Analysts had expected a loss of $ 79 million on revenue of $ 5.7 billion, according to data firm Refinitiv. Imperial lost $ 526 million on revenue of $ 3.7 billion in the second quarter.
Rival Oil Sands Suncor Energy Inc., Cenovus Energy Inc., Husky Energy Inc. and MEG Energy Corp. all reported third-quarter losses earlier this week due to lower oil prices – all but Cenovus also reported lower production.
Like the others, Imperial has focused on reducing costs.
“At the end of March, we pledged to achieve spending cuts totaling $ 1 billion, which included a $ 500 million reduction in capital spending as well as $ 500 million less spending.” , Corson said.
“At the end of the quarter, our production and manufacturing expenses are down $ 813 million from the first nine months of 2019 … and our capital spending is down more than 50%, a savings of 700 millions of dollars.
Capital expenditure revised downwards
Imperial revised its capital spending for 2020 to $ 900 million, down about $ 250 million from the middle of its last forecast update, although Corson said they would likely increase. in next year’s budget.

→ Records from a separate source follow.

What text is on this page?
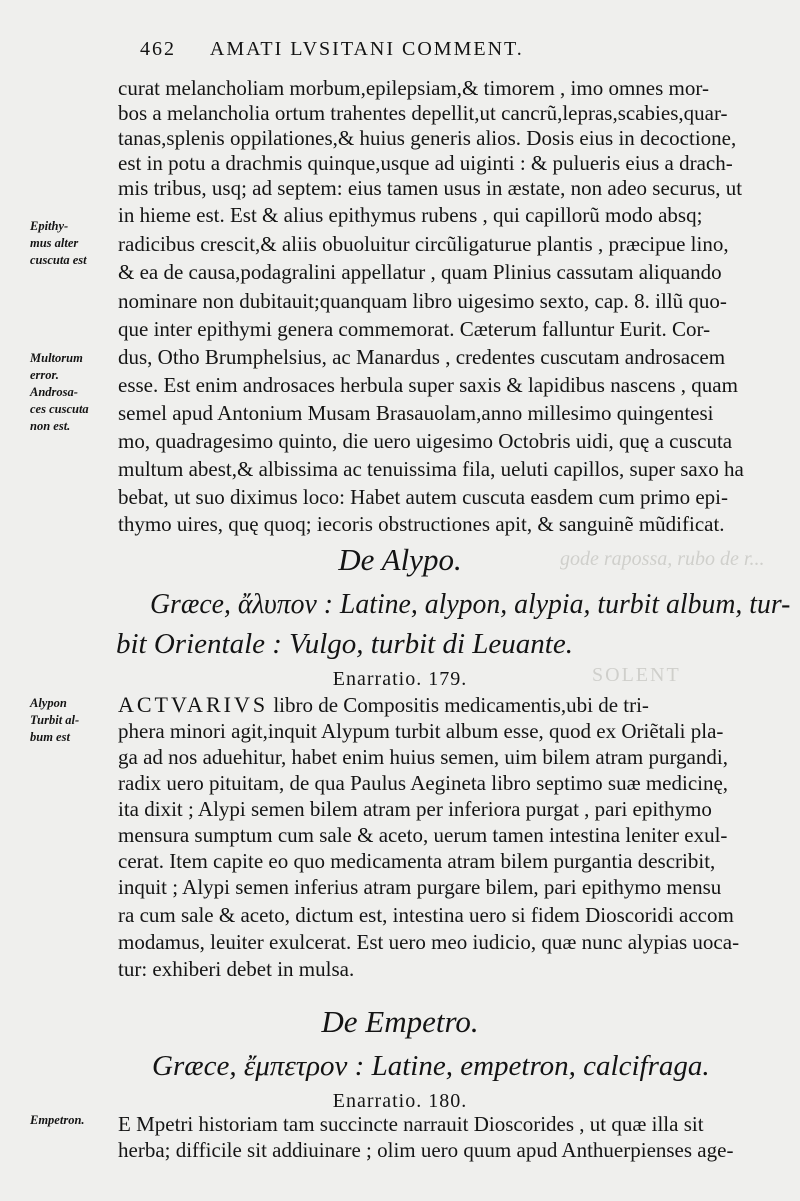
SOLENT
gode rapossa, rubo de r...
462 AMATI LVSITANI COMMENT.
curat melancholiam morbum,epilepsiam,& timorem , imo omnes mor-
bos a melancholia ortum trahentes depellit,ut cancrũ,lepras,scabies,quar-
tanas,splenis oppilationes,& huius generis alios. Dosis eius in decoctione,
est in potu a drachmis quinque,usque ad uiginti : & pulueris eius a drach-
mis tribus, usq; ad septem: eius tamen usus in æstate, non adeo securus, ut
in hieme est. Est & alius epithymus rubens , qui capillorũ modo absq;
radicibus crescit,& aliis obuoluitur circũligaturue plantis , præcipue lino,
& ea de causa,podagralini appellatur , quam Plinius cassutam aliquando
nominare non dubitauit;quanquam libro uigesimo sexto, cap. 8. illũ quo-
que inter epithymi genera commemorat. Cæterum falluntur Eurit. Cor-
dus, Otho Brumphelsius, ac Manardus , credentes cuscutam androsacem
esse. Est enim androsaces herbula super saxis & lapidibus nascens , quam
semel apud Antonium Musam Brasauolam,anno millesimo quingentesi
mo, quadragesimo quinto, die uero uigesimo Octobris uidi, quę a cuscuta
multum abest,& albissima ac tenuissima fila, ueluti capillos, super saxo ha
bebat, ut suo diximus loco: Habet autem cuscuta easdem cum primo epi-
thymo uires, quę quoq; iecoris obstructiones apit, & sanguinẽ mũdificat.
Epithy-
mus alter
cuscuta est
Multorum
error.
Androsa-
ces cuscuta
non est.
Alypon
Turbit al-
bum est
Empetron.
De Alypo.
Græce, ἄλυπον : Latine, alypon, alypia, turbit album, tur-
bit Orientale : Vulgo, turbit di Leuante.
Enarratio. 179.
ACTVARIVS libro de Compositis medicamentis,ubi de tri-
phera minori agit,inquit Alypum turbit album esse, quod ex Oriẽtali pla-
ga ad nos aduehitur, habet enim huius semen, uim bilem atram purgandi,
radix uero pituitam, de qua Paulus Aegineta libro septimo suæ medicinę,
ita dixit ; Alypi semen bilem atram per inferiora purgat , pari epithymo
mensura sumptum cum sale & aceto, uerum tamen intestina leniter exul-
cerat. Item capite eo quo medicamenta atram bilem purgantia describit,
inquit ; Alypi semen inferius atram purgare bilem, pari epithymo mensu
ra cum sale & aceto, dictum est, intestina uero si fidem Dioscoridi accom
modamus, leuiter exulcerat. Est uero meo iudicio, quæ nunc alypias uoca-
tur: exhiberi debet in mulsa.
De Empetro.
Græce, ἔμπετρον : Latine, empetron, calcifraga.
Enarratio. 180.
E Mpetri historiam tam succincte narrauit Dioscorides , ut quæ illa sit
herba; difficile sit addiuinare ; olim uero quum apud Anthuerpienses age-
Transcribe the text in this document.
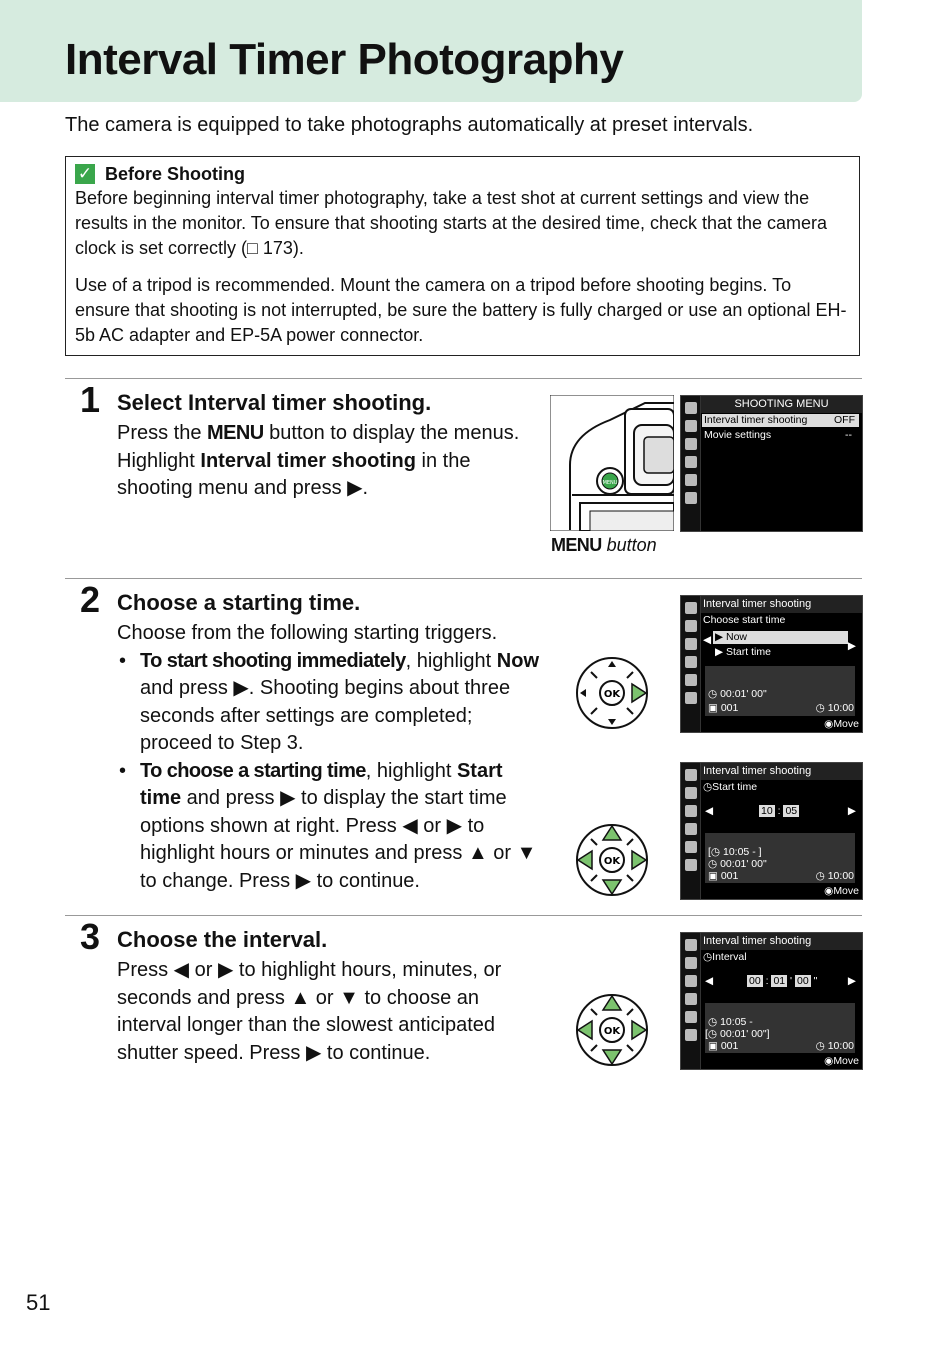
Interval Timer Photography
The camera is equipped to take photographs automatically at preset intervals.
✓ Before Shooting

Before beginning interval timer photography, take a test shot at current settings and view the results in the monitor. To ensure that shooting starts at the desired time, check that the camera clock is set correctly (□ 173).

Use of a tripod is recommended. Mount the camera on a tripod before shooting begins. To ensure that shooting is not interrupted, be sure the battery is fully charged or use an optional EH-5b AC adapter and EP-5A power connector.

1 Select Interval timer shooting.

Press the MENU button to display the menus. Highlight Interval timer shooting in the shooting menu and press ▶.	MENU
SHOOTING MENU
Interval timer shooting	OFF
Movie settings	--
MENU button
2 Choose a starting time.
Choose from the following starting triggers.
• To start shooting immediately, highlight Now and press ▶. Shooting begins about three seconds after settings are completed; proceed to Step 3.
• To choose a starting time, highlight Start time and press ▶ to display the start time options shown at right. Press ◀ or ▶ to highlight hours or minutes and press ▲ or ▼ to change. Press ▶ to continue.
OK
Interval timer shooting
Choose start time
◀ ▶ Now
▶ Start time	▶
◷ 00:01' 00"
▣ 001	◷ 10:00
◉Move
OK
Interval timer shooting
◷Start time
◀	10 : 05	▶
[◷ 10:05 - ]
◷ 00:01' 00"
▣ 001	◷ 10:00
◉Move
3 Choose the interval.

Press ◀ or ▶ to highlight hours, minutes, or seconds and press ▲ or ▼ to choose an interval longer than the slowest anticipated shutter speed. Press ▶ to continue.

OK
Interval timer shooting
◷Interval
◀	00 : 01 ' 00 "	▶
◷ 10:05 -
[◷ 00:01' 00"]
▣ 001	◷ 10:00
◉Move
51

Production averaged 365,000 barrels of oil equivalent per day in the third quarter, up from 407,000 bpd in the same period of 2019, but down from 347,000 bpd in the second quarter, the company said.
Its Kearl oil sands mine was forced to close for two weeks in September after the Polaris diluent pipeline was taken offline to fix a leak. This has prevented Kearl from receiving the light oil he needs to dilute the heavy bitumen to flow through a pipeline.
Corson said mine production hit a record 313,000 barrels of bitumen per day in the four weeks following the restart and averaged 300,000 bpd in October, well above capacity of 280,000 bpd expected after the addition of additional ore crushers last year.
Potential job cuts in Canada
Alberta’s announcement last week to suspend oil production quotas in December was welcomed by Corson, but he said the province’s retention of the right to roll back quotas in 2021 creates an “overhang of ‘uncertainty’.
Imperial Oil shares are 70% owned by U.S. energy giant ExxonMobil, which said Thursday 1,900 U.S. employees will lose their jobs as part of its plan to reduce its workforce. worldwide work of about 15%.
It is also assessing possible job cuts in Canada, but a spokeswoman said Thursday it was “premature” to talk about it, adding that she intended to contact ExxonMobil Canada employees. in the next weeks.
Corson said in the call that Imperial had reduced the number of subcontractors it employed without saying how much or whether full-time staff had been affected by the cost reduction.
Earlier this week, Cenovus and Husky said they would cut up to one in four jobs, potentially more than 2,000 workers, if their merger announced last Sunday is completed as scheduled early next year.
Suncor announced in early October that it will cut up to 1,930 jobs in 18 months to reduce the total workforce by 10 to 15 percent.
Job cuts are also expected at the Canadian operations of Royal Dutch Shell, which announced in September that it would cut between 7,000 and 9,000 jobs globally by the end of 2022 and, to a lesser extent, at BP. , which announced in June that it would cut around 10,000 jobs from its global workforce.